Large-scale, carefully targeted cyber-attacks are threatening companies and state institutions like never before.
Whatever the objective of the criminals, be it enrichment or destruction, these intrusions into information systems raise enormous challenges for victims. The economic cost of recovery can be high, but the main issue is that attacks put reputations at risk.
The US retailer Target spent an estimated $252m to restore security and confidence after the private information of 70 million customers was stolen in 2013. Intruders hacked the software installed to pilot heating systems in retail outlets in order to gain access to Target's critical information. The company selling this system collapsed soon after the event.

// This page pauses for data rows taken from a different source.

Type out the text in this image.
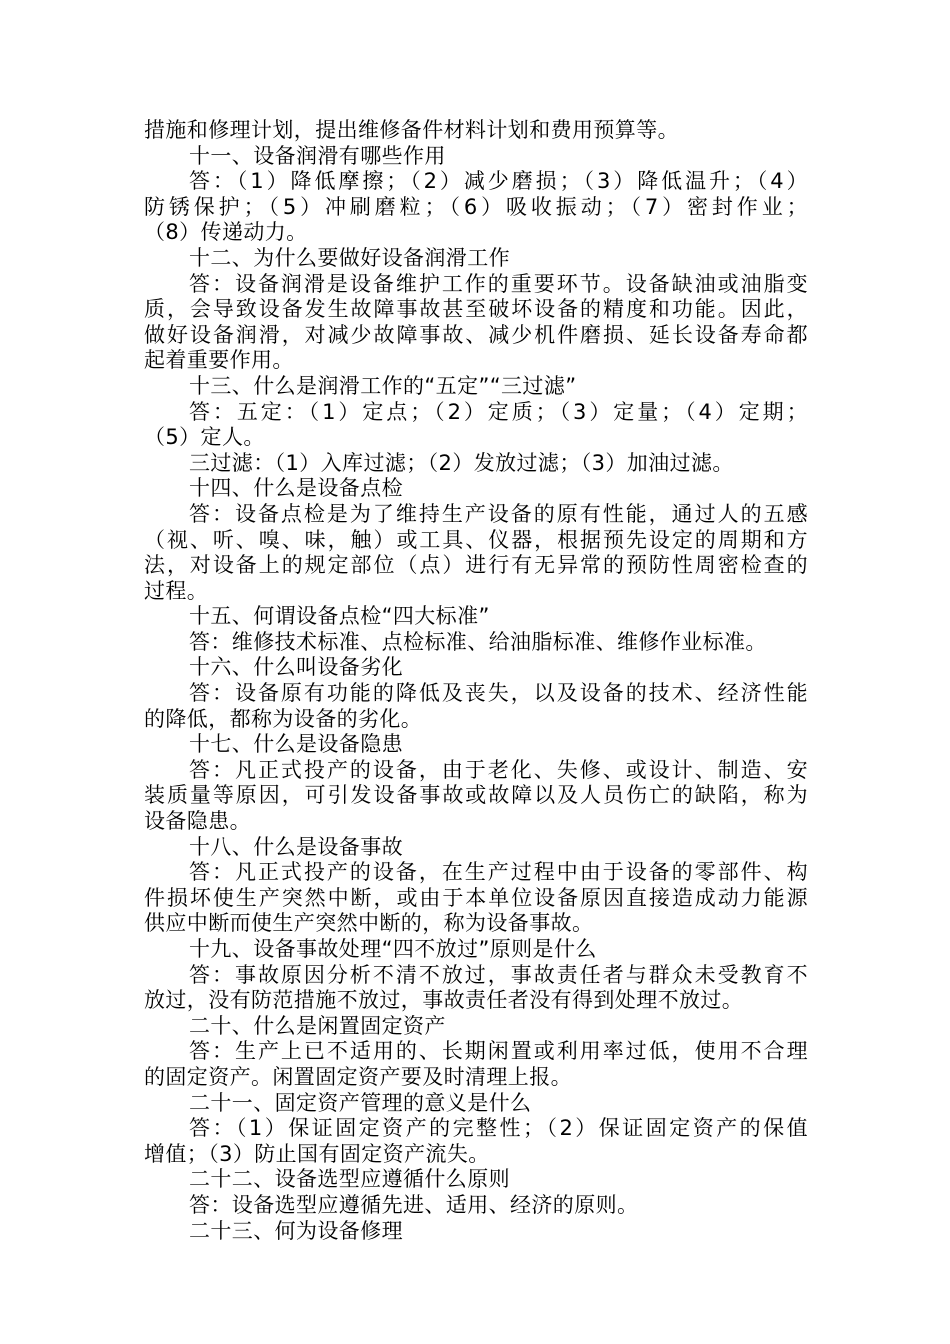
措施和修理计划，提出维修备件材料计划和费用预算等。
十一、设备润滑有哪些作用
答：（1）降低摩擦；（2）减少磨损；（3）降低温升；（4）
防锈保护；（5）冲刷磨粒；（6）吸收振动；（7）密封作业；
（8）传递动力。
十二、为什么要做好设备润滑工作
答：设备润滑是设备维护工作的重要环节。设备缺油或油脂变
质，会导致设备发生故障事故甚至破坏设备的精度和功能。因此，
做好设备润滑，对减少故障事故、减少机件磨损、延长设备寿命都
起着重要作用。
十三、什么是润滑工作的“五定”“三过滤”
答：五定：（1）定点；（2）定质；（3）定量；（4）定期；
（5）定人。
三过滤：（1）入库过滤；（2）发放过滤；（3）加油过滤。
十四、什么是设备点检
答：设备点检是为了维持生产设备的原有性能，通过人的五感
（视、听、嗅、味，触）或工具、仪器，根据预先设定的周期和方
法，对设备上的规定部位（点）进行有无异常的预防性周密检查的
过程。
十五、何谓设备点检“四大标准”
答：维修技术标准、点检标准、给油脂标准、维修作业标准。
十六、什么叫设备劣化
答：设备原有功能的降低及丧失，以及设备的技术、经济性能
的降低，都称为设备的劣化。
十七、什么是设备隐患
答：凡正式投产的设备，由于老化、失修、或设计、制造、安
装质量等原因，可引发设备事故或故障以及人员伤亡的缺陷，称为
设备隐患。
十八、什么是设备事故
答：凡正式投产的设备，在生产过程中由于设备的零部件、构
件损坏使生产突然中断，或由于本单位设备原因直接造成动力能源
供应中断而使生产突然中断的，称为设备事故。
十九、设备事故处理“四不放过”原则是什么
答：事故原因分析不清不放过，事故责任者与群众未受教育不
放过，没有防范措施不放过，事故责任者没有得到处理不放过。
二十、什么是闲置固定资产
答：生产上已不适用的、长期闲置或利用率过低，使用不合理
的固定资产。闲置固定资产要及时清理上报。
二十一、固定资产管理的意义是什么
答：（1）保证固定资产的完整性；（2）保证固定资产的保值
增值；（3）防止国有固定资产流失。
二十二、设备选型应遵循什么原则
答：设备选型应遵循先进、适用、经济的原则。
二十三、何为设备修理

Business firms need to take cybersecurity seriously. They must invest in technical and behavioural protections. But reaching total protection is an illusion.
Security, like doping, is like an innovation race: hackers identify and step into security breaches, experts plug the gaps, then crooks find new ways to break in.

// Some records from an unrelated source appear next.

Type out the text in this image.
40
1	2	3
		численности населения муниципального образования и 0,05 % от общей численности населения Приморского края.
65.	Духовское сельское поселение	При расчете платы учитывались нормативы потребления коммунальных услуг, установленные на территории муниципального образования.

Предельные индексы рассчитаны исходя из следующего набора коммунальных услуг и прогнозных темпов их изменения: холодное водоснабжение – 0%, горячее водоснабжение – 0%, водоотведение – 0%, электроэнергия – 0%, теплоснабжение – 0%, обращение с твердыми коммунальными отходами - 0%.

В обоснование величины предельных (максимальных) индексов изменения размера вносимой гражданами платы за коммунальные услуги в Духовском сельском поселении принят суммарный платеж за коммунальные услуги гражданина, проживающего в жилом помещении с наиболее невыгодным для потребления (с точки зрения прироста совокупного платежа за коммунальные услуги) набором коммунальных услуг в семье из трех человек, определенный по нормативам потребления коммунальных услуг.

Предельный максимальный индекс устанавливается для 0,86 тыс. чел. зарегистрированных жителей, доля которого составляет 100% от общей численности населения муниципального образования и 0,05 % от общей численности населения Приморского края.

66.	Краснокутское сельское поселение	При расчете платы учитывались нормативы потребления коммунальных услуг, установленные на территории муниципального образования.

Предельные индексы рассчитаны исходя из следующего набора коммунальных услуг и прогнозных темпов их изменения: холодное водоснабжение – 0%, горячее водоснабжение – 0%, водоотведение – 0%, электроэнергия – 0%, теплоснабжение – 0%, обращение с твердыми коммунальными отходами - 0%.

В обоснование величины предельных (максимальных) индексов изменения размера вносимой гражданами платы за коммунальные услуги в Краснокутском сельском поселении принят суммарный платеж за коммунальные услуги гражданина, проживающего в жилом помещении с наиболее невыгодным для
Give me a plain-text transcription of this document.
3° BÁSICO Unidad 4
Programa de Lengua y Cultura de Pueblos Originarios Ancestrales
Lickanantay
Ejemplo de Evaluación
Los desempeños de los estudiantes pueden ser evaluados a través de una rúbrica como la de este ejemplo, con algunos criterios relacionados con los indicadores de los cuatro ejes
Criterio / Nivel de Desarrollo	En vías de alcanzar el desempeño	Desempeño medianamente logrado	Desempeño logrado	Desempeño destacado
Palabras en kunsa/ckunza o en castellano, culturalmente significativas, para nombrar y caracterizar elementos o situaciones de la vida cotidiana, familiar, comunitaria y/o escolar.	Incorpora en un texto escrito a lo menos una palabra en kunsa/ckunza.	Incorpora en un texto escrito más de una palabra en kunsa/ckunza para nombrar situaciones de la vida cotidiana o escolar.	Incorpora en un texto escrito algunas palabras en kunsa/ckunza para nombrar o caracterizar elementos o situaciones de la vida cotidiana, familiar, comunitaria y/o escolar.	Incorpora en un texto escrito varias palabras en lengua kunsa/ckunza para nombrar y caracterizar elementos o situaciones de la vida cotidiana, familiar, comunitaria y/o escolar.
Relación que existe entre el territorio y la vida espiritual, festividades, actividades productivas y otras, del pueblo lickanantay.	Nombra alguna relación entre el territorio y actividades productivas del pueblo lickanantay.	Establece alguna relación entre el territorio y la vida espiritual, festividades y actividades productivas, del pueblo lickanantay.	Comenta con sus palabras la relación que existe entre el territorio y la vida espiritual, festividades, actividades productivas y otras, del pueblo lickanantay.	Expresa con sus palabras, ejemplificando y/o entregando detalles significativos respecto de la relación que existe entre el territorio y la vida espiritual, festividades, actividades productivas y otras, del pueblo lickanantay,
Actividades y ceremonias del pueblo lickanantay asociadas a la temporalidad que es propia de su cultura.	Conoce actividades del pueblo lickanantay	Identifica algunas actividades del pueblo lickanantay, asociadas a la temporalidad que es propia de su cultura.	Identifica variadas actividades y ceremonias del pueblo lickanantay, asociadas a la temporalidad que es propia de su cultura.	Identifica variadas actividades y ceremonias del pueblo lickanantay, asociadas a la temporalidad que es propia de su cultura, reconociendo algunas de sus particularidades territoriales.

Companies should increase protection and prepare themselves to face cyber-attacks. The question is not "are we going to get hacked?", but "when are we going to get hacked?"

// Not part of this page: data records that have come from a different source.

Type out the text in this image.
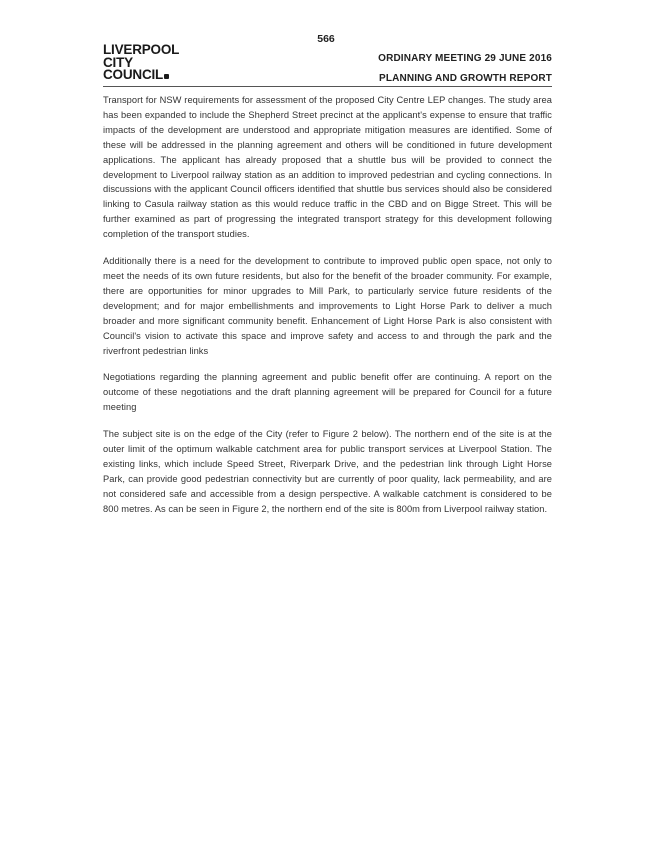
566
LIVERPOOL
CITY
COUNCIL
ORDINARY MEETING 29 JUNE 2016
PLANNING AND GROWTH REPORT

Transport for NSW requirements for assessment of the proposed City Centre LEP changes. The study area has been expanded to include the Shepherd Street precinct at the applicant's expense to ensure that traffic impacts of the development are understood and appropriate mitigation measures are identified. Some of these will be addressed in the planning agreement and others will be conditioned in future development applications. The applicant has already proposed that a shuttle bus will be provided to connect the development to Liverpool railway station as an addition to improved pedestrian and cycling connections. In discussions with the applicant Council officers identified that shuttle bus services should also be considered linking to Casula railway station as this would reduce traffic in the CBD and on Bigge Street. This will be further examined as part of progressing the integrated transport strategy for this development following completion of the transport studies.

Additionally there is a need for the development to contribute to improved public open space, not only to meet the needs of its own future residents, but also for the benefit of the broader community. For example, there are opportunities for minor upgrades to Mill Park, to particularly service future residents of the development; and for major embellishments and improvements to Light Horse Park to deliver a much broader and more significant community benefit. Enhancement of Light Horse Park is also consistent with Council's vision to activate this space and improve safety and access to and through the park and the riverfront pedestrian links

Negotiations regarding the planning agreement and public benefit offer are continuing. A report on the outcome of these negotiations and the draft planning agreement will be prepared for Council for a future meeting

The subject site is on the edge of the City (refer to Figure 2 below). The northern end of the site is at the outer limit of the optimum walkable catchment area for public transport services at Liverpool Station. The existing links, which include Speed Street, Riverpark Drive, and the pedestrian link through Light Horse Park, can provide good pedestrian connectivity but are currently of poor quality, lack permeability, and are not considered safe and accessible from a design perspective. A walkable catchment is considered to be 800 metres. As can be seen in Figure 2, the northern end of the site is 800m from Liverpool railway station.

At the same time, more and more businesses are moving towards the cloud. More than half of big US companies have already done it. Instead of infinitely investing in computer infrastructure, they use third-party servers to store and process their data. Cloud computing is popular because providers offer high-capacity networks and computing power, low costs and good adaptability, thanks to a "pay per use" model.
The main cloud computing providers are well-known: Amazon Web Services (AWS) controls about half the market. Microsoft Azure is about one third the size of AWS. Relatively smaller actors include Google, IBM and Oracle. These companies have achieved impressive growth rates over the last five years, sometimes higher than 100% per year. And they continue to invest in computer and network capabilities, in machine learning and artificial intelligence, creating more and more services.
These companies have no choice than to be among the most secure businesses in the world. Their internet-based core businesses simply cannot afford to be disrupted by cyber-attacks. Look at what happened to Yahoo after its 2016 security breach was released. Verizon Communications was about to buy Yahoo for $4.8bn in July 2016, but the revelation of a data theft contributed to a drop in the sale price to $4.48bn in February 2017. Security is undoubtedly an essential business requirement for the main players in the internet and the cloud.
Consequently, it's likely that Amazon, Microsoft and others will benefit from the rise of cyber-attacks. As these firms are reputed for their expertise in security, other companies would do well to accelerate the movement of their information systems into the cloud. They will profit from the classic cloud advantages, but also from the advantage of locating their data in an environment perceived as safe.
Cyber-attacks destroy victims' value. But cyber-attacks are likely to create huge value for the few dominant cloud actors.
Philippe Very is professor of strategic management and head of faculty at EDHEC Business School.